It actually works the opposite. Families least able to contribute to school funding are allocated more $ per student, such as low-income, or foreign nationals here without papers. OK, illegals, I said it. The higher the % of illegal and low income students in a school district, the more funding they are allocated. This might explain the public employee's position on illegal immigration and social programs.
It's actually cheaper to put a K-12 child through a for-profit private school such as a Montessori School, than it costs to put your child through a public school which are at an operation loss. It's the nature of government bureaucracies run by unions. When you don't need to run operations efficiently, you simply don't. It's not greed, it's sloth. No requirement for exceptional job performance?

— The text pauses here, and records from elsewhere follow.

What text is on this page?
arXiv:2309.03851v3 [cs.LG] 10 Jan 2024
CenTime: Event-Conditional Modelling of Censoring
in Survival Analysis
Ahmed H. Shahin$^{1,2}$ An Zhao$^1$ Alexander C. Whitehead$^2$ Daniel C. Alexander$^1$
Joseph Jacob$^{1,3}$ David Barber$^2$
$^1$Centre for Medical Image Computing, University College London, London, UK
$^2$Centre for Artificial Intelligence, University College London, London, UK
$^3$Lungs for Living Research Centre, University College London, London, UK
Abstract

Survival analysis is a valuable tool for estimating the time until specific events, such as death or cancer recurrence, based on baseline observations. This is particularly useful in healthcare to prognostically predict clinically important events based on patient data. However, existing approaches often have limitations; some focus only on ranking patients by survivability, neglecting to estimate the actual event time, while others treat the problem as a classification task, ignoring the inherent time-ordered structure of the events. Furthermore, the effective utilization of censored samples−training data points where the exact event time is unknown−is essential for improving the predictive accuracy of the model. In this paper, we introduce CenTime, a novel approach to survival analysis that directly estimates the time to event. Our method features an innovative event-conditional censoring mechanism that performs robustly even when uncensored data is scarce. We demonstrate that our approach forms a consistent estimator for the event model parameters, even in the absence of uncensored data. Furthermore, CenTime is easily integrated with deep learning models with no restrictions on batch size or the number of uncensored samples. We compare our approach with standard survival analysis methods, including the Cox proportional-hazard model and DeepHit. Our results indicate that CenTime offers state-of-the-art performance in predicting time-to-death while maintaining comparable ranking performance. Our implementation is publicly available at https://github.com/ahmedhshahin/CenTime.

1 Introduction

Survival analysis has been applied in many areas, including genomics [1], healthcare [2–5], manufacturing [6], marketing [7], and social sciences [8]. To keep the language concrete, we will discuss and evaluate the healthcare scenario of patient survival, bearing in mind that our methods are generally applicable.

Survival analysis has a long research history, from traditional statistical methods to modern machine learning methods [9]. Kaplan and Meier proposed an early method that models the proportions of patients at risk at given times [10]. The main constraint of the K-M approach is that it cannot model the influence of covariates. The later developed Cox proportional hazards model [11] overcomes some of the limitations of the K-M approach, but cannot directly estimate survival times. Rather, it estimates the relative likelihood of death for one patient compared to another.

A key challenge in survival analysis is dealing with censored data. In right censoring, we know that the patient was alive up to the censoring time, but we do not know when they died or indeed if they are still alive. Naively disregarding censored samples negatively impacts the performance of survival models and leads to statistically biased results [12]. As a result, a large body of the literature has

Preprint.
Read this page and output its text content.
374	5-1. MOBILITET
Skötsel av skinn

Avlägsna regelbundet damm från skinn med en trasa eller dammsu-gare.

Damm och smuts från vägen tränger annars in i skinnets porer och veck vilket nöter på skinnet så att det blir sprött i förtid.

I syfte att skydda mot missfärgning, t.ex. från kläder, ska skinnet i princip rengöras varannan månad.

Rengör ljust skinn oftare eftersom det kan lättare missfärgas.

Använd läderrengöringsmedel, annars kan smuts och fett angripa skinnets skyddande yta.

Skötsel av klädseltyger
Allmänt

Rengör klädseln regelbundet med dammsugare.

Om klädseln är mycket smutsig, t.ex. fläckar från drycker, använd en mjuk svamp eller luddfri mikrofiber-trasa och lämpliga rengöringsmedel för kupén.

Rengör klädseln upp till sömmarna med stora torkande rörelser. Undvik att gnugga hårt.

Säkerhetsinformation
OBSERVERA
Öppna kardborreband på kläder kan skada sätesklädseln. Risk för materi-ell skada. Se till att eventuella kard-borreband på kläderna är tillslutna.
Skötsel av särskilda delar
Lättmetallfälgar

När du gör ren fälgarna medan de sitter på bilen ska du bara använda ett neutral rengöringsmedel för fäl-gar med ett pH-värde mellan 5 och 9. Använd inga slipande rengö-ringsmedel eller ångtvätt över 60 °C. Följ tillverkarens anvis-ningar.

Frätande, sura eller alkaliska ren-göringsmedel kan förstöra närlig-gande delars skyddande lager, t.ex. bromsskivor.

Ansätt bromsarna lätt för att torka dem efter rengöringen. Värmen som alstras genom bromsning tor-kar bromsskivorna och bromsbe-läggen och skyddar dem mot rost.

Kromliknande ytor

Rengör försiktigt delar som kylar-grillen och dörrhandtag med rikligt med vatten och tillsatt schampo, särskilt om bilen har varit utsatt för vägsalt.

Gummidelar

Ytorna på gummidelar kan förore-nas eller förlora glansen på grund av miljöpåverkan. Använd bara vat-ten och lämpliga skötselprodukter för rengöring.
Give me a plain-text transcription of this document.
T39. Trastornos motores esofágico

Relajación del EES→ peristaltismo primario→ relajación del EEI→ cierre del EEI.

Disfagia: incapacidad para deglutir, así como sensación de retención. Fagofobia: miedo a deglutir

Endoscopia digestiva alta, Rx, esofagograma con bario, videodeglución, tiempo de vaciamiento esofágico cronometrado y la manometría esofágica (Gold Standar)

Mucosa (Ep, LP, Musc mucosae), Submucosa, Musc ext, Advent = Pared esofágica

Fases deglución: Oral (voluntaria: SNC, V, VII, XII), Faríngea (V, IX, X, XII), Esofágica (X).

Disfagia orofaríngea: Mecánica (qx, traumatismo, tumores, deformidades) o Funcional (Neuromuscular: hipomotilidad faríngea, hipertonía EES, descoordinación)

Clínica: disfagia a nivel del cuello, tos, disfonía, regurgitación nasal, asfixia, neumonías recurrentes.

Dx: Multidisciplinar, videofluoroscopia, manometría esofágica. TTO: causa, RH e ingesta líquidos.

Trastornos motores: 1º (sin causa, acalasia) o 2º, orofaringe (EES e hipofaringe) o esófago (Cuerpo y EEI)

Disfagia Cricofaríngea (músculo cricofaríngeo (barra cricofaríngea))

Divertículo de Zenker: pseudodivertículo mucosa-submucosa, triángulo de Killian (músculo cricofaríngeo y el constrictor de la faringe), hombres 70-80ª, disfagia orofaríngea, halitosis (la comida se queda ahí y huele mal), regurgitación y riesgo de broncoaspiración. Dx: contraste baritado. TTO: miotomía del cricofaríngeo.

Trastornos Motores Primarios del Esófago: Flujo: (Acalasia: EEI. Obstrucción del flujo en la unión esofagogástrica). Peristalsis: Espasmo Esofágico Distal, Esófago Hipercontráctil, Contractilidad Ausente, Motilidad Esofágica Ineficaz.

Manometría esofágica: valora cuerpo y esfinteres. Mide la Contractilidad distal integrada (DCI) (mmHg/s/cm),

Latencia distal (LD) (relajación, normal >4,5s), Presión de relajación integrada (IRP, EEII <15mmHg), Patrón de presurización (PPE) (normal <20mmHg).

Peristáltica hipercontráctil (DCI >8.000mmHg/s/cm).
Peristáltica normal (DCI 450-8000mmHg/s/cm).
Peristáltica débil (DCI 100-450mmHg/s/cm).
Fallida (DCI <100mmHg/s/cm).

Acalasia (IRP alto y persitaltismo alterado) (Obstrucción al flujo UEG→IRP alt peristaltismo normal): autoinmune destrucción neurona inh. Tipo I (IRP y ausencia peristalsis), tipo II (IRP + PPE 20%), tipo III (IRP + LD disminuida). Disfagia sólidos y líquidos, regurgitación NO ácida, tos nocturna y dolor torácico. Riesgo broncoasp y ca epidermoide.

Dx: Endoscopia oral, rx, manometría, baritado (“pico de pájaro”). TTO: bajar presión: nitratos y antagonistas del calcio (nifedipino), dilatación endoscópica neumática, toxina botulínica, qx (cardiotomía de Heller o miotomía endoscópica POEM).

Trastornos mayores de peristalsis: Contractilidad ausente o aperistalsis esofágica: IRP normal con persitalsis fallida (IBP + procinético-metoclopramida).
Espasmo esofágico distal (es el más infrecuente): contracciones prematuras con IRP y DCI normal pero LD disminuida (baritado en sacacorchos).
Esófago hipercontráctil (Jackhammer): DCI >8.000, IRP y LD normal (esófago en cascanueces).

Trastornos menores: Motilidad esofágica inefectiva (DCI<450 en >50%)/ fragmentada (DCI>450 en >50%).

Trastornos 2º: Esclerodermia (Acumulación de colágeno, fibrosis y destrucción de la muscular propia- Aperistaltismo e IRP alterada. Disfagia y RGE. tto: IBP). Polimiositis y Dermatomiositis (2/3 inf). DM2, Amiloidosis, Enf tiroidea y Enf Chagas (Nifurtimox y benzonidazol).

You get below average job performance if it all pays the same.
Sadly for our state, the education your child gets at a Montessori (or similar), is so much better that you may have a hard time locating a nearby public HS to continue their education, if you need to use a public HS. We had to drive our kids into another city to get a public teaching program that was at a high enough level to avoid them repeating classes. We sent an average kid from Montessori > public high school. 4 year IB grad, AP credits, 4.3x GPA, very high SAT. She shows up at a UC system college, and she is too highly educated. Straight A's as a freshman as she goes into her sophomore year with 21 units of load. <=3 years instead of 4. Her brother is on the same path with high SAT and lots of AP credits.